Lors des secondes rencontres, à Hautpoul en 2002, nous étions 25 participants soit un tiers des musiciens recensés, élèves compris. Ces secondes rencontres nous ont permis de préciser les demandes et nous avons, par exemple, ajouté un volet sur la diffusion, c'est à dire le soutien aux artistes pratiquant la bodega. Notre projet est donc jeune puisqu'il n'a eu qu'un an et demi pour mûrir mais il a déjà des résultats concrets, comme ce triple CD, et d'autres en passe d'être réalisés rapidement.

 

C'est à dire ?

Du point de vue de la facture, vont être réalisés de manière imminente, les relevés précis des instruments anciens par un groupe transversal (multi-compétences : facteurs, ethnomusicologues…). Le but est, en particulier, de voir s'il se dégage des constantes entre ces 25 instruments anciens connus. On se posera ensuite la question de savoir s'il faut chercher à reconstituer un archétype, la tendance actuelle n'étant pas vraiment à l'uniformisation. La bande de bodega qui s'est produite à St-Chartier a d'ailleurs montré que les instruments de quatre facteurs différents, construits à partir de modèles différents, peuvent jouer ensemble de manière satisfaisante.

Pour ce qui concerne la confection des peaux et notamment le tannage, nous allons nous rapprocher des facteurs italiens de zampogna qui ont de l'expérience en la matière. C'est d'ailleurs un facteur de zampogna italien installé dans le Tarn, Antonio Lisera, qui confectionne actuellement la plupart des poches de bodega.

Nous avons également mis sur le papier un plan de promotion de l'instrument dont la journée bodega de St-Chartier 2004 était une étape. Nous allons initier également des rencontres autour de la formation : il y a par exemple sans doute besoin d'outils pédagogiques de type méthode.

 

Quel était l'idée de départ de ce triple CD ?

Nous avons voulu, dans cette première anthologie consacrée à l'instrument, aller des sources à la pratique actuelle. Les sources sont indirectes car nous ne possédons pas d'enregistrements anciens de bodega. Nous disposons par contre de collectages d'imitations vocales du jeu et du son de l'instrument, ou d'autres instruments jouant le répertorie de la bodega et de témoignages sur sa tradition.

En ce qui concerne la pratique actuelle, la matière est très importante puisque 23 bodegaires ont participé à l'enregistrement ainsi que 50 autres musiciens les accompagnant. Nous avons enregistré des solistes, des petits ensembles ou des bandes de bodegas, et ce dans tous les styles, du trad à l'électronique en passant par le jazz. Si ces musiciens sont essentiellement amateurs, on compte également un certain nombre de professionnels parmi eux et, de toute façon, les deux mondes sont assez fondus.

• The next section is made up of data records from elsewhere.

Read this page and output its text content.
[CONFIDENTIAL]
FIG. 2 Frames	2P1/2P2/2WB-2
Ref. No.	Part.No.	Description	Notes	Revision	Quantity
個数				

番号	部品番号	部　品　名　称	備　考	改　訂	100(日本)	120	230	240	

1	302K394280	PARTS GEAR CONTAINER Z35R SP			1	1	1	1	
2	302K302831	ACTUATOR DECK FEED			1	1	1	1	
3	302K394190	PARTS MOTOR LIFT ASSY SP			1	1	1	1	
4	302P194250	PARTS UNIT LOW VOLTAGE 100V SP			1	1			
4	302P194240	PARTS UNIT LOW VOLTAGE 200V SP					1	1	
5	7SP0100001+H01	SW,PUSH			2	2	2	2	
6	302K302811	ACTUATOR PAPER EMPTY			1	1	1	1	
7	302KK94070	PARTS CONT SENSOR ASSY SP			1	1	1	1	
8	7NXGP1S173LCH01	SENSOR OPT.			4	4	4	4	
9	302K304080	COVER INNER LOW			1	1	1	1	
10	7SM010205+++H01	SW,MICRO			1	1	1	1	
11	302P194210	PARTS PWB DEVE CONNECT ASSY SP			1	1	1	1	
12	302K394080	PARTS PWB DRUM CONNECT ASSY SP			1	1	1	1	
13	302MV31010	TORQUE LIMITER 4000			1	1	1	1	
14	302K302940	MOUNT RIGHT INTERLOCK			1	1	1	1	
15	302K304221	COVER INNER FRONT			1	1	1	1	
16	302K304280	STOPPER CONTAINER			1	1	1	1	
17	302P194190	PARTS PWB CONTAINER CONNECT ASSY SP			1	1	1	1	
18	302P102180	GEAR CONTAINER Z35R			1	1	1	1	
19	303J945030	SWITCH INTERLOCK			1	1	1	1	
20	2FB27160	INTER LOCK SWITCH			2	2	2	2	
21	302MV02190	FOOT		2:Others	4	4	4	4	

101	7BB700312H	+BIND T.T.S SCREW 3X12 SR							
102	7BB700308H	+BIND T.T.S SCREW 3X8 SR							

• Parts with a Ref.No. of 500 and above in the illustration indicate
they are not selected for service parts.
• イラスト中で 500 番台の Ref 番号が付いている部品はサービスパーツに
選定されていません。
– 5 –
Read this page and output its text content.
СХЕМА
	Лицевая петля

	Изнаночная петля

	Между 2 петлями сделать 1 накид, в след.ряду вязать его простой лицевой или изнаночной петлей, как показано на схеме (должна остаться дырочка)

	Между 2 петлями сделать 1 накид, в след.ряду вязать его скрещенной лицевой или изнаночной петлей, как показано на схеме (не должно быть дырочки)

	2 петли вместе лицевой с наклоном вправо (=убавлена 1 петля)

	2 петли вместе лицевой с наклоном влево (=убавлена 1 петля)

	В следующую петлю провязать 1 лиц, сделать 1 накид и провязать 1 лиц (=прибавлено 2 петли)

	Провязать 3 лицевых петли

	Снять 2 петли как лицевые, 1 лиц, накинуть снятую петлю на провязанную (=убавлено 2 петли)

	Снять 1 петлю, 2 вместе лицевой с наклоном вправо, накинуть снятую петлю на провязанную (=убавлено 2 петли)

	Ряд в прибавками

Il est important de noter que ce projet de CD a été très fédérateur : des groupes se sont créés et cela a notamment permis la constitution de la Grande Bande de bodegas qui a développé son style de jeu. Il y a eu un gros boulot des groupes entre la remise des propositions et l'enregistrement huit mois plus tard. Cette anthologie est, par ailleurs une coproduction du CLRMDT, du Conservatoire Occitan, de Cordae-La Talvera et l'ADDMD de l'Aude.

 

Comment se sont, concrètement, déroulés les enregistrements ?

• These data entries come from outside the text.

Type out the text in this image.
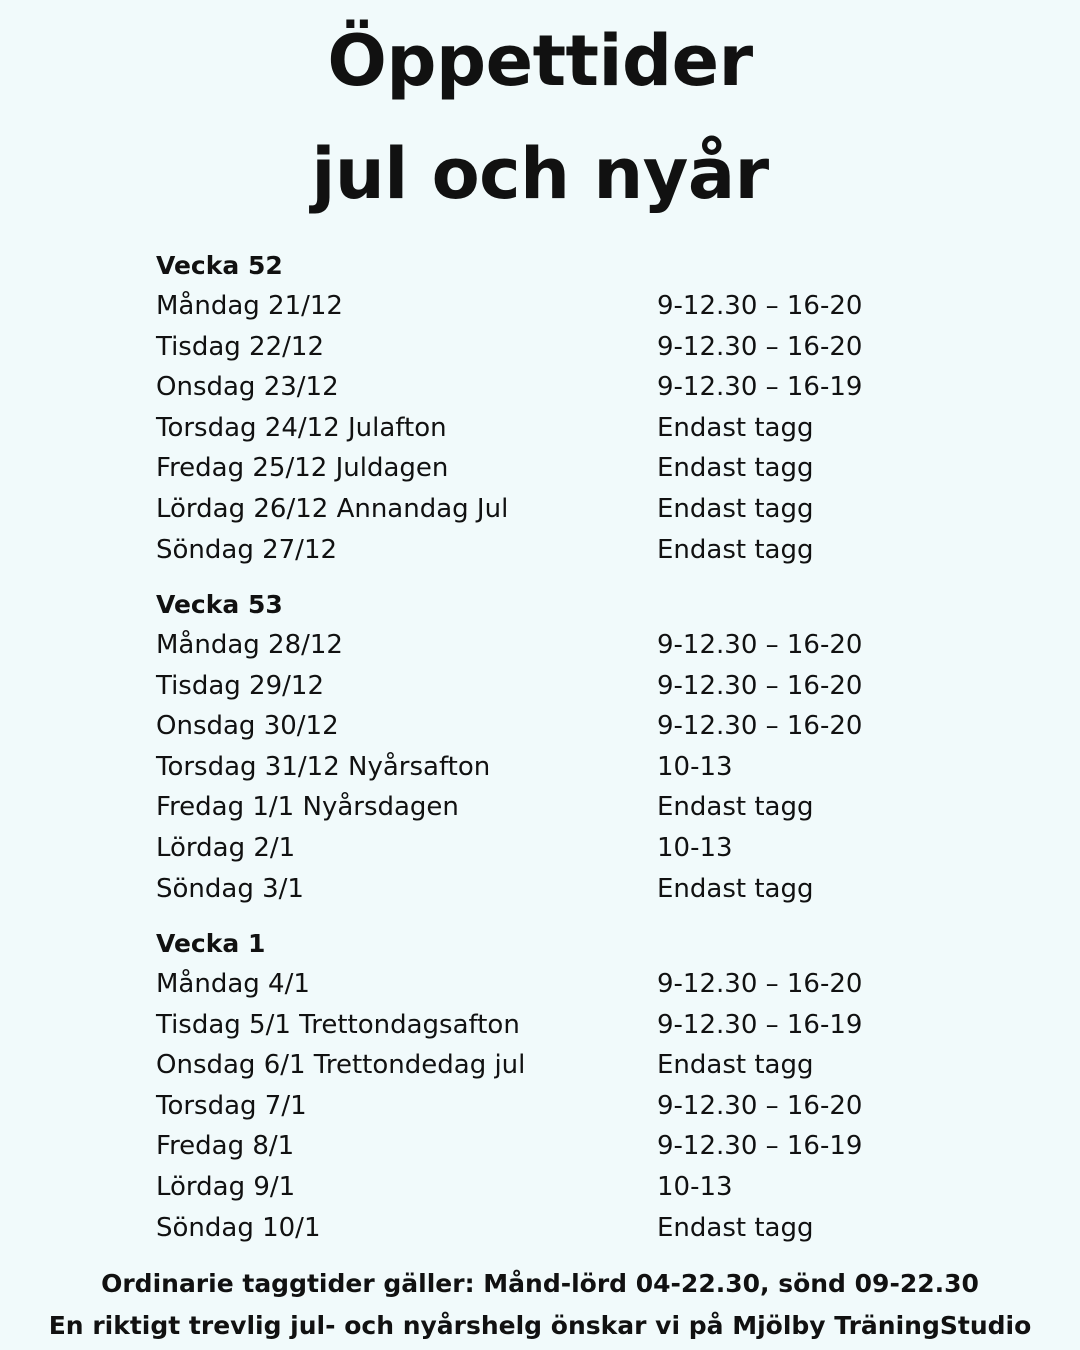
Öppettider
jul och nyår
Vecka 52
Måndag 21/12	9-12.30 – 16-20
Tisdag 22/12	9-12.30 – 16-20
Onsdag 23/12	9-12.30 – 16-19
Torsdag 24/12 Julafton	Endast tagg
Fredag 25/12 Juldagen	Endast tagg
Lördag 26/12 Annandag Jul	Endast tagg
Söndag 27/12	Endast tagg
Vecka 53
Måndag 28/12	9-12.30 – 16-20
Tisdag 29/12	9-12.30 – 16-20
Onsdag 30/12	9-12.30 – 16-20
Torsdag 31/12 Nyårsafton	10-13
Fredag 1/1 Nyårsdagen	Endast tagg
Lördag 2/1	10-13
Söndag 3/1	Endast tagg
Vecka 1
Måndag 4/1	9-12.30 – 16-20
Tisdag 5/1 Trettondagsafton	9-12.30 – 16-19
Onsdag 6/1 Trettondedag jul	Endast tagg
Torsdag 7/1	9-12.30 – 16-20
Fredag 8/1	9-12.30 – 16-19
Lördag 9/1	10-13
Söndag 10/1	Endast tagg

Ordinarie taggtider gäller: Månd-lörd 04-22.30, sönd 09-22.30

En riktigt trevlig jul- och nyårshelg önskar vi på Mjölby TräningStudio
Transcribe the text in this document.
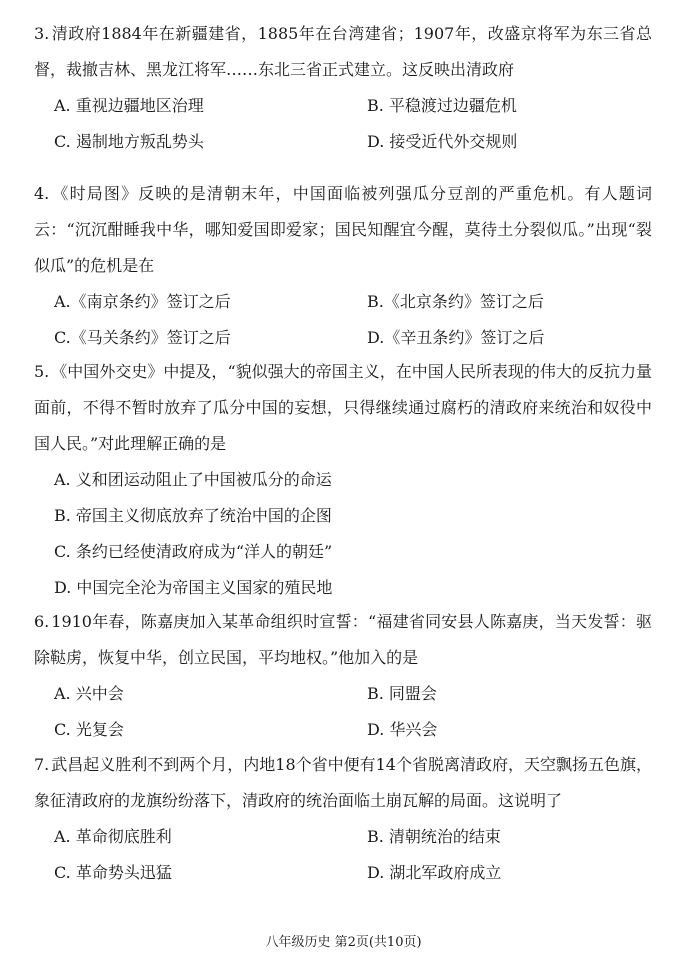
3. 清政府1884年在新疆建省，1885年在台湾建省；1907年，改盛京将军为东三省总督，裁撤吉林、黑龙江将军……东北三省正式建立。这反映出清政府
A. 重视边疆地区治理	B. 平稳渡过边疆危机
C. 遏制地方叛乱势头	D. 接受近代外交规则
4. 《时局图》反映的是清朝末年，中国面临被列强瓜分豆剖的严重危机。有人题词云：“沉沉酣睡我中华，哪知爱国即爱家；国民知醒宜今醒，莫待土分裂似瓜。”出现“裂似瓜”的危机是在
A.《南京条约》签订之后	B.《北京条约》签订之后
C.《马关条约》签订之后	D.《辛丑条约》签订之后
5. 《中国外交史》中提及，“貌似强大的帝国主义，在中国人民所表现的伟大的反抗力量面前，不得不暂时放弃了瓜分中国的妄想，只得继续通过腐朽的清政府来统治和奴役中国人民。”对此理解正确的是
A. 义和团运动阻止了中国被瓜分的命运
B. 帝国主义彻底放弃了统治中国的企图
C. 条约已经使清政府成为“洋人的朝廷”
D. 中国完全沦为帝国主义国家的殖民地
6. 1910年春，陈嘉庚加入某革命组织时宣誓：“福建省同安县人陈嘉庚，当天发誓：驱除鞑虏，恢复中华，创立民国，平均地权。”他加入的是
A. 兴中会	B. 同盟会
C. 光复会	D. 华兴会
7. 武昌起义胜利不到两个月，内地18个省中便有14个省脱离清政府，天空飘扬五色旗，象征清政府的龙旗纷纷落下，清政府的统治面临土崩瓦解的局面。这说明了
A. 革命彻底胜利	B. 清朝统治的结束
C. 革命势头迅猛	D. 湖北军政府成立
八年级历史 第2页(共10页)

Nous avons choisi de travailler avec un studio mobile de façon à aller au devant des musiciens, de décentraliser le projet. Quelques enregistrements ont même été réalisés en situation festive, notamment durant le carnaval de Limoux. Les enregistrements ont débuté le 5 mars et le coffret est sorti le 9 juillet, ce qui représente une belle performance côté délais. Comme je le disais, il y a eu un gros travail préalable des musiciens et cela nous a permis de tout faire en 5 ou 6 prises maximum par morceau.

 

Qui s'est chargé de la rédaction du gros livret qui accompagne ces trois CD ?

Daniel Loddo de la Talvera, qui est actuellement le spécialiste de l'histoire de l'instrument, s'est chargé des parties historiques et ethnographiques, j'ai rédigé l'introduction et nous avons travaillé tous les deux à la description des plages.

 

Ce triple Cd et son livret utilisent, je suppose, l'héritage laissé par Charles Alexandre…

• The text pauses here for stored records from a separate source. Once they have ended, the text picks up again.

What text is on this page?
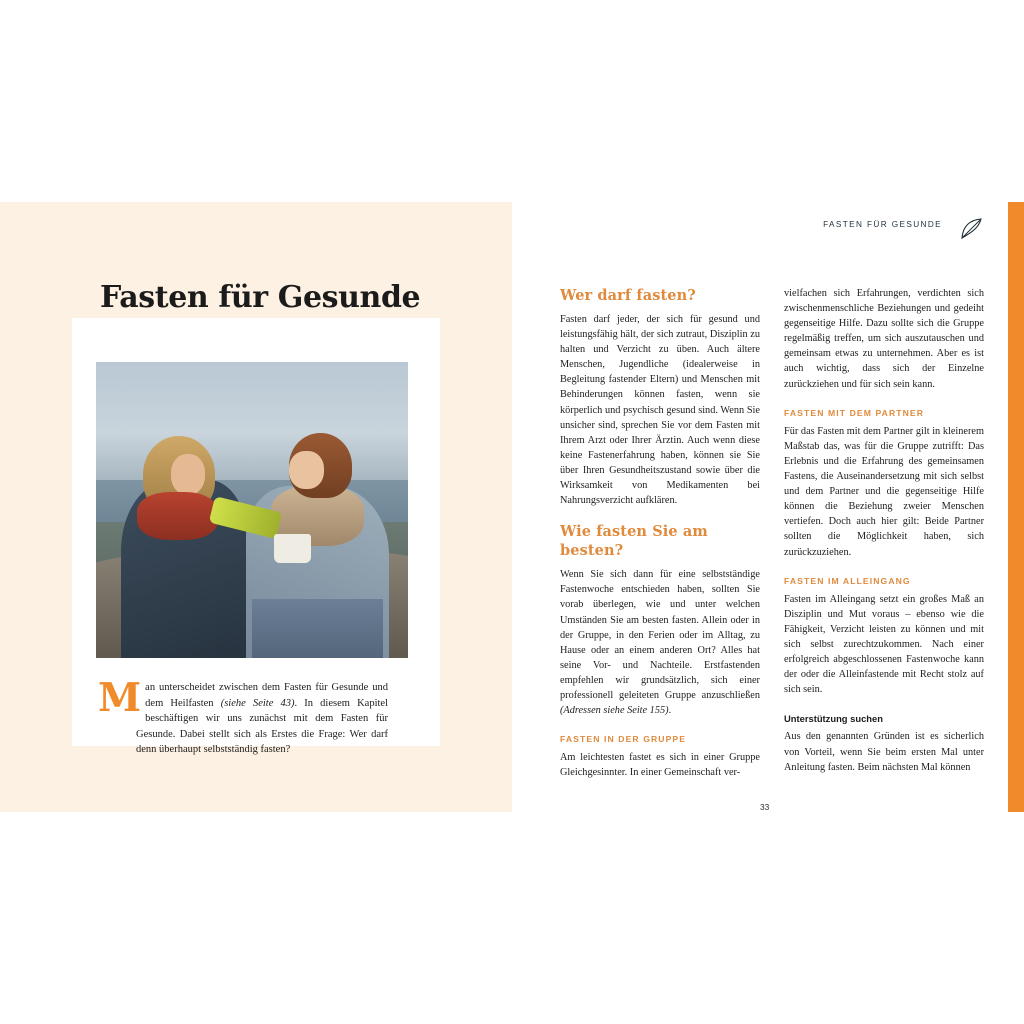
Fasten für Gesunde
Man unterscheidet zwischen dem Fasten für Gesunde und dem Heilfasten (siehe Seite 43). In diesem Kapitel beschäftigen wir uns zunächst mit dem Fasten für Gesunde. Dabei stellt sich als Erstes die Frage: Wer darf denn überhaupt selbstständig fasten?
FASTEN FÜR GESUNDE
Wer darf fasten?

Fasten darf jeder, der sich für gesund und leistungsfähig hält, der sich zutraut, Disziplin zu halten und Verzicht zu üben. Auch ältere Menschen, Jugendliche (idealerweise in Begleitung fastender Eltern) und Menschen mit Behinderungen können fasten, wenn sie körperlich und psychisch gesund sind. Wenn Sie unsicher sind, sprechen Sie vor dem Fasten mit Ihrem Arzt oder Ihrer Ärztin. Auch wenn diese keine Fastenerfahrung haben, können sie Sie über Ihren Gesundheitszustand sowie über die Wirksamkeit von Medikamenten bei Nahrungsverzicht aufklären.

Wie fasten Sie am besten?

Wenn Sie sich dann für eine selbstständige Fastenwoche entschieden haben, sollten Sie vorab überlegen, wie und unter welchen Umständen Sie am besten fasten. Allein oder in der Gruppe, in den Ferien oder im Alltag, zu Hause oder an einem anderen Ort? Alles hat seine Vor- und Nachteile. Erstfastenden empfehlen wir grundsätzlich, sich einer professionell geleiteten Gruppe anzuschließen (Adressen siehe Seite 155).

FASTEN IN DER GRUPPE

Am leichtesten fastet es sich in einer Gruppe Gleichgesinnter. In einer Gemeinschaft ver-

vielfachen sich Erfahrungen, verdichten sich zwischenmenschliche Beziehungen und gedeiht gegenseitige Hilfe. Dazu sollte sich die Gruppe regelmäßig treffen, um sich auszutauschen und gemeinsam etwas zu unternehmen. Aber es ist auch wichtig, dass sich der Einzelne zurückziehen und für sich sein kann.

FASTEN MIT DEM PARTNER

Für das Fasten mit dem Partner gilt in kleinerem Maßstab das, was für die Gruppe zutrifft: Das Erlebnis und die Erfahrung des gemeinsamen Fastens, die Auseinandersetzung mit sich selbst und dem Partner und die gegenseitige Hilfe können die Beziehung zweier Menschen vertiefen. Doch auch hier gilt: Beide Partner sollten die Möglichkeit haben, sich zurückzuziehen.

FASTEN IM ALLEINGANG

Fasten im Alleingang setzt ein großes Maß an Disziplin und Mut voraus – ebenso wie die Fähigkeit, Verzicht leisten zu können und mit sich selbst zurechtzukommen. Nach einer erfolgreich abgeschlossenen Fastenwoche kann der oder die Alleinfastende mit Recht stolz auf sich sein.

Unterstützung suchen

Aus den genannten Gründen ist es sicherlich von Vorteil, wenn Sie beim ersten Mal unter Anleitung fasten. Beim nächsten Mal können

33
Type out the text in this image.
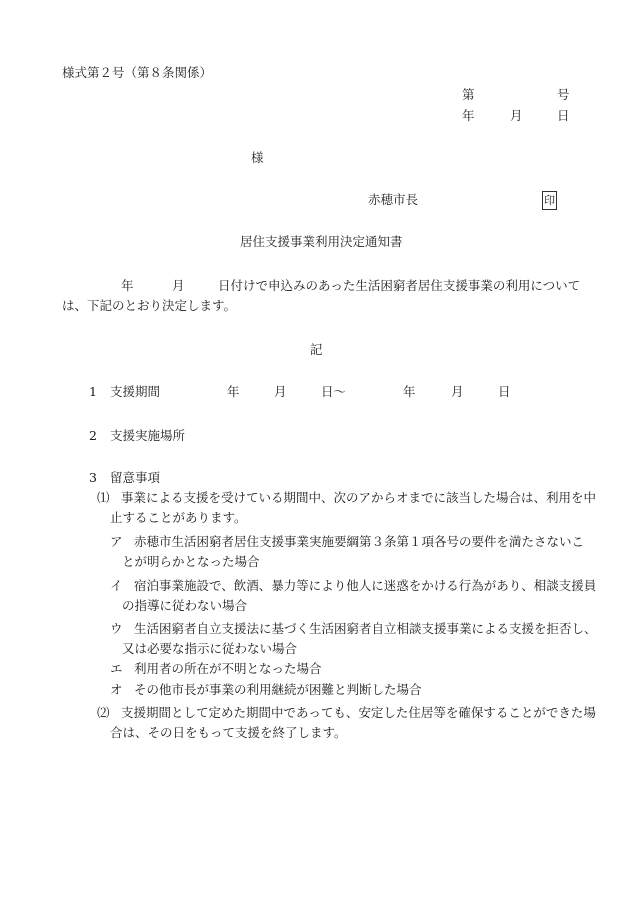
様式第２号（第８条関係）
第	号
年	月	日
様
赤穂市長	印
居住支援事業利用決定通知書
年	月	日付けで申込みのあった生活困窮者居住支援事業の利用について
は、下記のとおり決定します。
記
1 支援期間	年	月	日～	年	月	日
2 支援実施場所
3 留意事項
⑴ 事業による支援を受けている期間中、次のアからオまでに該当した場合は、利用を中
止することがあります。
ア 赤穂市生活困窮者居住支援事業実施要綱第３条第１項各号の要件を満たさないこ
とが明らかとなった場合
イ 宿泊事業施設で、飲酒、暴力等により他人に迷惑をかける行為があり、相談支援員
の指導に従わない場合
ウ 生活困窮者自立支援法に基づく生活困窮者自立相談支援事業による支援を拒否し、
又は必要な指示に従わない場合
エ 利用者の所在が不明となった場合
オ その他市長が事業の利用継続が困難と判断した場合
⑵ 支援期間として定めた期間中であっても、安定した住居等を確保することができた場
合は、その日をもって支援を終了します。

Oui, nous avons placé, sur le CD consacré aux sources, des enregistrements de Charles Alexandre, notamment quelques inédits qu'il avait enregistrés au studio Junqué Oc lors de l'édition de son 45t et qui n'avaient pas été publiés. Il faut, bien entendu, préciser que Charles Alexandre était déjà un revivaliste et non un musicien issu de la tradition : la bodega sonne jusqu'en 1957 et il ne commence à collecter dans ce secteur qu'en 1965 (3), à une époque où quasiment personne ne s'intéresse à cela et où, surtout, il est le seul à y travailler de manière systématique, village par village. Il a rencontré des musiciens qui ne jouaient plus mais qui étaient encore en vie et a donc trouvé une matière encore fraîche. Dans les années 1960, certains collecteurs autour des Ballets Occitans de Toulouse vont s'intéresser à la bodega, puis La Talvera de son côté, commence ses collectes dans les années 70. Les recherches de Charles Alexandre constituent donc une charnière indispensable. C'était un amateur passionné, d'origine bretonne mais installé en Midi-Pyrénées à partir de 1960. Il a rassemblé une collection d'instruments et tout son fonds a été acquis, après son décès en 2001, par l'association la Talvera qui dispose ainsi d'un nombre important de documents à dépouiller : notes de terrain, mais également une très intéressante correspondance. Nous avons utilisé un certain nombre d'enregistrements issus de ses collectages dans le CD sur les sources, le restant ayant été fourni par les collectages de la Talvera.

Il faut également citer un autre collecteur décédé il y a quelques années : Jean Beaubois, de Carcassonne, qui a réalisé pas mal de dessins pour C. Alexandre.

 

La pratique de la bodega dépasse maintenant son aire de jeu traditionnelle…

Oui, elle est jouée sur une zone beaucoup plus vaste et on trouve pas mal de pratiquants en Gascogne, voire beaucoup plus loin. Les facteurs ont d'ailleurs actuellement une forte demande.

 

Est-il envisagé de réaliser des instruments d'étude comme il en existe pour les musettes du centre ?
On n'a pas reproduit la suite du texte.